Conclusions and Relevance
ML models for HF mortality demonstrated superior performance to the traditional and rederived logistic regressions models using race as a covariate. The addition of SDOH parameters improved the prognostic utility of prediction models in Black patients but not non-Black patients in the GWTG-HF registry.
Heart failure (HF) hospitalization confers a high mortality risk, with in-hospital mortality rates approaching 5%.1 In-hospital mortality rates vary substantially by race and ethnicity, and there is a growing need to develop risk-prediction tools to better identify high-risk individuals across races and ethnicities.2,3
Multiple clinical risk prediction tools are available to estimate in-hospital mortality risk among individuals hospitalized with HF, including Get With The Guidelines–Heart Failure (GWTG-HF), Acute Decompensated Heart Failure National Registry (ADHERE), and Organized Program to Initiate Lifesaving Treatment in Hospitalized Patients with Heart Failure (OPTIMIZE-HF) risk scores.4-6 However, most commonly implemented tools for predicting mortality risk incorporate race as a covariate, assigning a lower risk to Black individuals compared with individuals of other races. Concerns have been raised about this race-based approach that assigns lower risk to Black patients and thus potentially raises the threshold required for risk-based allocation of clinical therapies and adds to the existing disparities in HF care.7 Moreover, including race solely as a covariate in such risk models may not completely capture the societal factors contributing to racial disparities in outcomes among patients with HF. Thus, novel approaches to risk prediction are needed that do not use race as a biological risk factor and better account for social determinants of health (SDOH) in the risk assessment.

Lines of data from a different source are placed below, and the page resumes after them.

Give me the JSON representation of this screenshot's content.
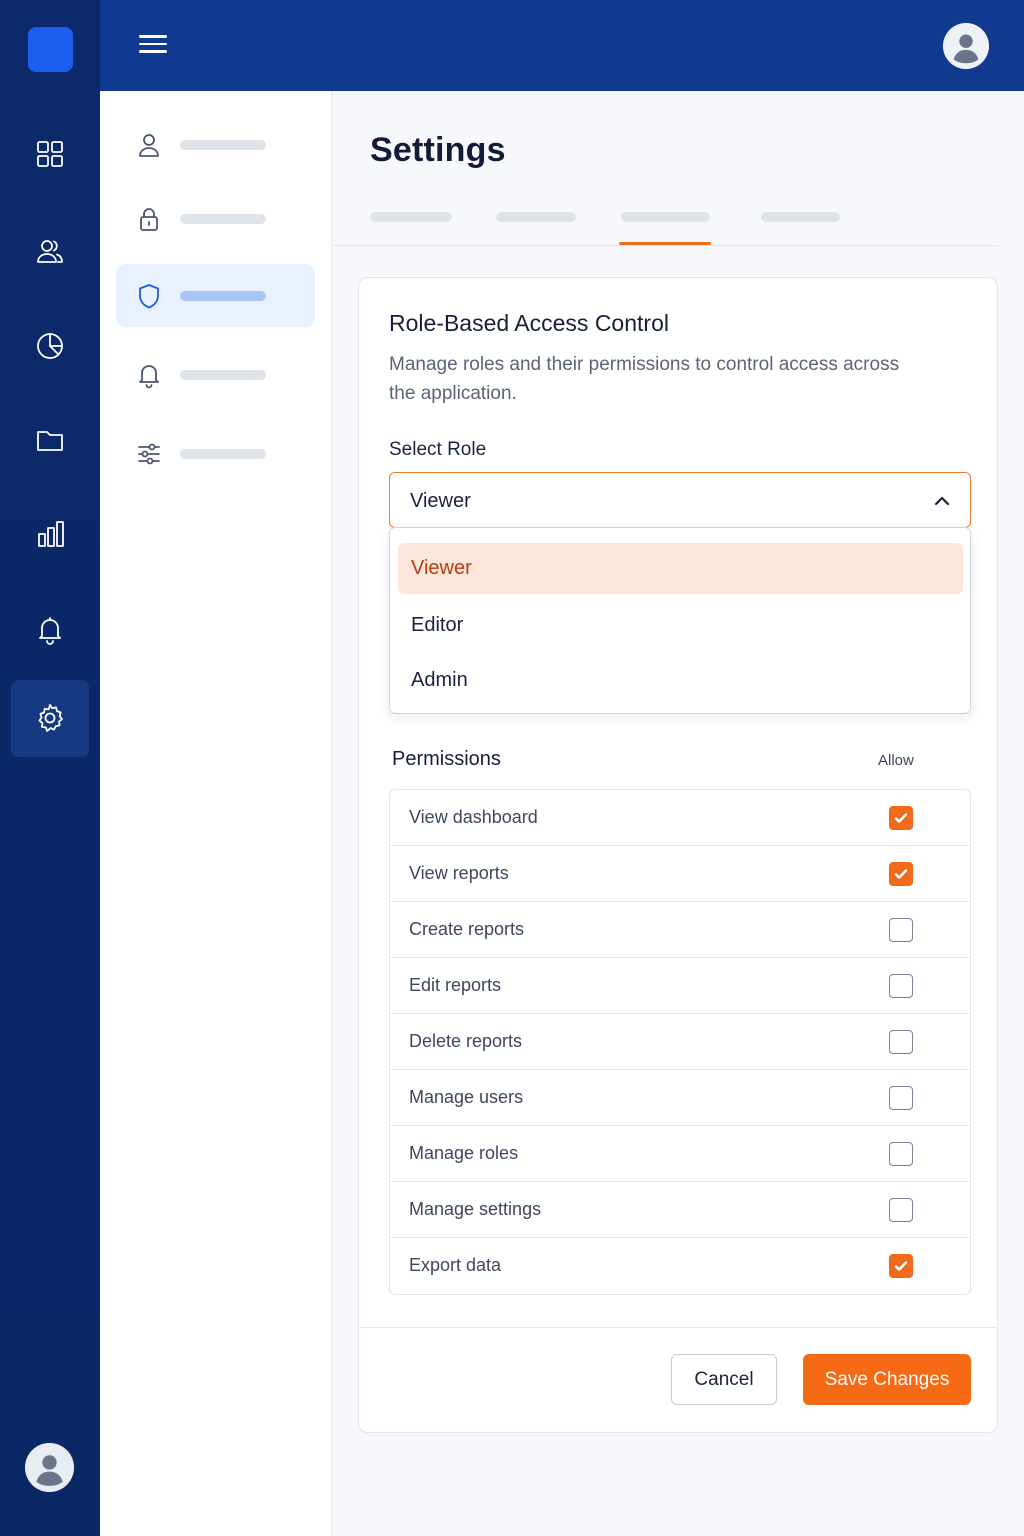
{
  "rail": {
    "icons": [
      "dashboard-icon",
      "users-icon",
      "pie-chart-icon",
      "folder-icon",
      "bar-chart-icon",
      "bell-icon",
      "settings-icon"
    ],
    "active": "settings-icon"
  },
  "topbar": {
    "menu_icon": "hamburger-icon",
    "avatar_icon": "user-avatar-icon"
  },
  "subnav": {
    "items": [
      {
        "icon": "user-icon",
        "active": false
      },
      {
        "icon": "lock-icon",
        "active": false
      },
      {
        "icon": "shield-icon",
        "active": true
      },
      {
        "icon": "bell-icon",
        "active": false
      },
      {
        "icon": "sliders-icon",
        "active": false
      }
    ]
  },
  "main": {
    "title": "Settings",
    "tabs": {
      "count": 4,
      "active_index": 2
    }
  },
  "card": {
    "title": "Role-Based Access Control",
    "description": "Manage roles and their permissions to control access across the application.",
    "select_label": "Select Role",
    "selected_role": "Viewer",
    "options": [
      "Viewer",
      "Editor",
      "Admin"
    ],
    "permissions_label": "Permissions",
    "allow_label": "Allow",
    "permissions": [
      {
        "label": "View dashboard",
        "allowed": true
      },
      {
        "label": "View reports",
        "allowed": true
      },
      {
        "label": "Create reports",
        "allowed": false
      },
      {
        "label": "Edit reports",
        "allowed": false
      },
      {
        "label": "Delete reports",
        "allowed": false
      },
      {
        "label": "Manage users",
        "allowed": false
      },
      {
        "label": "Manage roles",
        "allowed": false
      },
      {
        "label": "Manage settings",
        "allowed": false
      },
      {
        "label": "Export data",
        "allowed": true
      }
    ],
    "cancel_label": "Cancel",
    "save_label": "Save Changes"
  },
  "colors": {
    "accent": "#f26a1b",
    "primary": "#0f3a8f",
    "rail": "#0c2a6b",
    "active_nav": "#1e5ae6"
  }
}
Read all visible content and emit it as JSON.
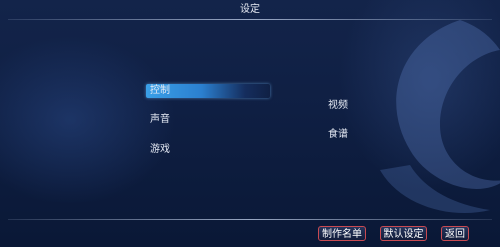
{
  "header": {
    "title": "设定"
  },
  "menu": {
    "left": [
      {
        "label": "控制",
        "selected": true
      },
      {
        "label": "声音",
        "selected": false
      },
      {
        "label": "游戏",
        "selected": false
      }
    ],
    "right": [
      {
        "label": "视频"
      },
      {
        "label": "食谱"
      }
    ]
  },
  "footer": {
    "credits_label": "制作名单",
    "defaults_label": "默认设定",
    "back_label": "返回"
  },
  "colors": {
    "selection_highlight": "#2b7fcf",
    "button_border": "#c94a52",
    "background": "#0f1f43"
  }
}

Race-specific risk prediction is one such approach used previously to predict the risk of atherosclerotic cardiovascular disease and incident HF in community-dwelling individuals.8-10 Race-specific risk-prediction models acknowledge that outcomes are different between races and look at risk gradients within each race strata, thus allowing for better capture of unique race-specific risk predictors. The race-agnostic approach to predicting risk is another strategy that does not consider race as a covariate while developing the risk model in the overall cohort. Race-agnostic approaches have been recently evaluated to assess biological parameters, such as kidney function.11,12 In this study, we developed and evaluated race-specific and race-agnostic models incorporating clinical and SDOH parameters to predict in-hospital mortality risk among patients hospitalized with HF. We hypothesized that improved and more equitable risk prediction can be achieved when risk is assessed without race as a biological covariate and accounts for SDOH. Consistent with our prior approaches, we used the machine learning (ML)–based random forest technique to develop the race-specific risk-prediction models.10,13
The present study used data from the American Heart Association (AHA) GWTG-HF registry. Details of the GWTG-HF program have been reported previously14,15 and are summarized in the eMethods and eFigure 1 in the Supplement. For the present analysis, 677 140 patients from 634 hospitals between January 1, 2010, and December 31, 2020, were considered for model development and validation. A total of 206 054 participants had less than 15% missing data on relevant covariates, 123 634 (60%) of whom were included in the model training and 82 420 (40%) for internal testing subsets. An additional cohort of 471 086 participants with less than 50% missingness was added to the internal validation cohort to test the performance of the derived model in a real-world–like data set where patients often have multiple missing model covariates (n = 553 506). Participating GWTG-HF centers obtained institutional review board approval and are granted a waiver for informed consent under the common rule. IQVIA (Parsippany, New Jersey) served as the data collection and coordination center. The American Heart Association Precision Medicine Platform was used for data analysis.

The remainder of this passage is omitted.